This recent article about business from America Magazine is an excellent reminder of the important and beneficial role that business plays in the progress of our modern world.

An excerpt.

Many American Catholics are deeply concerned about business, and especially about large corporations. Readers of America have posted comments online: “Today’s businesses, especially large corporate businesses, focus on one thing, and one thing only…the Profit motive,” and “The maw of [corporations’] covetousness knows no end,” and “Capitalism, as it is practiced in the USA, is condemned by Scripture, papal encyclicals, episcopal letters, etc.” These sentiments are not limited to spontaneous comments in some late-night debate. Theologians and chaplains raise similar criticisms in the media and on campus. Social justice conferences often focus on the ways in which businesses, or capitalism in general, must be reformed if we are to raise the living standard of the poor or promote the common good.

Catholic universities find themselves at the center of the controversy. Fifty academics from across the country recently wrote to John Garvey, president of The Catholic University of America, urging him to be wary of a commitment of $1 million by the Charles Koch Foundation to the university’s new School of Business and Economics for research into the role that “principled entrepreneurship can and should play in improving society’s well-being.” The organization Faithful America launched an online petition urging Catholic University to “put academic integrity and social justice ahead of the Koch brothers’ interests.” The petition has almost 33,000 signatures.

The academics and other petitioners seem to discount the depth and diversity of experience and the eminent stature of Catholic University’s executives and trustees, who are responsible for the governance of the university, and the commitment of the university’s existing academic leadership to the church’s teaching on social justice. The concern about undue influence from this particular connection to business may be overblown, but the concern is real and reflects a deep discomfort with business among many university professors….

Career paths in business are as unpredictable as the wanderings of Odysseus. The foreign language major becomes an insurance company executive; the special education major becomes a financial advisor; the hospitality management graduate goes on to become a mid-level marketing manager. In 20 or 30 years, a few from the class of 2014 may be chief executive officers of large corporations or leaders of major divisions. One or two of them may start a Fortune 500 company that does not exist today, thereby increasing and making accessible the goods of this world and creating new sources of employment for many thousands of people. Even in those lofty promontories, they will confront dilemmas that Cardinal John Henry Newman recognized as “simple of solution in the abstract…at different times differently decided,” in which he observed, “It is no principle of sensible men, of whatever cast of opinion, to do always what is abstractly best.
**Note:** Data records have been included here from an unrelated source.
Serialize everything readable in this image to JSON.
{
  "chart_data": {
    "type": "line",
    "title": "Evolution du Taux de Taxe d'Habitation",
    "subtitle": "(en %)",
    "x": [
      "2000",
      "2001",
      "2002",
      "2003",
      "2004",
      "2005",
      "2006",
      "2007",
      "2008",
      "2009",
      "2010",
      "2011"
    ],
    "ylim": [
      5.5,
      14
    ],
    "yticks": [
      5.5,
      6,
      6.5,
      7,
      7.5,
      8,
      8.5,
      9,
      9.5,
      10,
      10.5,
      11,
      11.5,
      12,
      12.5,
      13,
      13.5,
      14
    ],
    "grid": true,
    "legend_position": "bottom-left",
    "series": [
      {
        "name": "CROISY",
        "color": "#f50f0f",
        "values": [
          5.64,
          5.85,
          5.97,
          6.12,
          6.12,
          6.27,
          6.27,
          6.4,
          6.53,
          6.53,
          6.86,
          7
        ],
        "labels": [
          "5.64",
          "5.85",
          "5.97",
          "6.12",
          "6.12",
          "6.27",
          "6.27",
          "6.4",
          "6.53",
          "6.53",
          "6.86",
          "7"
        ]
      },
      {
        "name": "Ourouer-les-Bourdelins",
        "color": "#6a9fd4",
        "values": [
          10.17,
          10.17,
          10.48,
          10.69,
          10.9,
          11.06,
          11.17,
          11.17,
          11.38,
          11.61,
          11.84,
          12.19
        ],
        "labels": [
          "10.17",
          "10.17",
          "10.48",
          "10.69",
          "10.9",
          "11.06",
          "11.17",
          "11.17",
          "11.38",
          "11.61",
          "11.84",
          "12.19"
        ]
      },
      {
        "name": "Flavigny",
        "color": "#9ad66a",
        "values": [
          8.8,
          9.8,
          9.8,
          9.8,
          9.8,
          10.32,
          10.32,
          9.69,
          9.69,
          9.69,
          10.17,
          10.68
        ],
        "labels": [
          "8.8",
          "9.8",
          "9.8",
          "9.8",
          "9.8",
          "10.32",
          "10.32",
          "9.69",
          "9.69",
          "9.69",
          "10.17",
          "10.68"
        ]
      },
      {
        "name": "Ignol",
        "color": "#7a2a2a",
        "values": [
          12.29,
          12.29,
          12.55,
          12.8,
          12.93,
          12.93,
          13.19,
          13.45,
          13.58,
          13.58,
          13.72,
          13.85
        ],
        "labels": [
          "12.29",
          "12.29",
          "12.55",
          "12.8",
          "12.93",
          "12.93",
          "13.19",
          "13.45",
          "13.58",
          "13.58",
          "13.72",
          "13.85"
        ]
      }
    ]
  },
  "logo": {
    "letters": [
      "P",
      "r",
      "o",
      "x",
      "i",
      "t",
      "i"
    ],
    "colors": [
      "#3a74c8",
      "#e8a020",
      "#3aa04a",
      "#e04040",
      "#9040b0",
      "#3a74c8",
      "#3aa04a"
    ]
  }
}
Where no direct duty forbids, we may be obligated to do, as being best under circumstances, what we murmur and rise against, while we do it.”

In social justice work, right moves bring improvements that advance the common good and serve the poor. Wrong moves waste resources and sometimes cause real misery. Catholic universities are uniquely positioned to provide a new generation of graduates, one million of them in the next 10 years, equipped with the authentic teaching of the encyclicals and episcopal letters, a spirit of solidarity and with an understanding of business and its role in society. Reaching out to all, including today’s and tomorrow’s business leaders, in a spirit of creative concern and effective cooperation would be the best protection a university can adopt to avoid, as Pope Francis put it, “drift[ing] into a spiritual worldliness camouflaged by religious practices, unproductive meetings and empty talk” (No. 207). That would be a powerful rejection of the undue influences that threaten the essential mission of our universities, that of educating men and women who are with and for others. That would be the most effective way to enlist the services of one more noble vocation into building the world that Francis wants.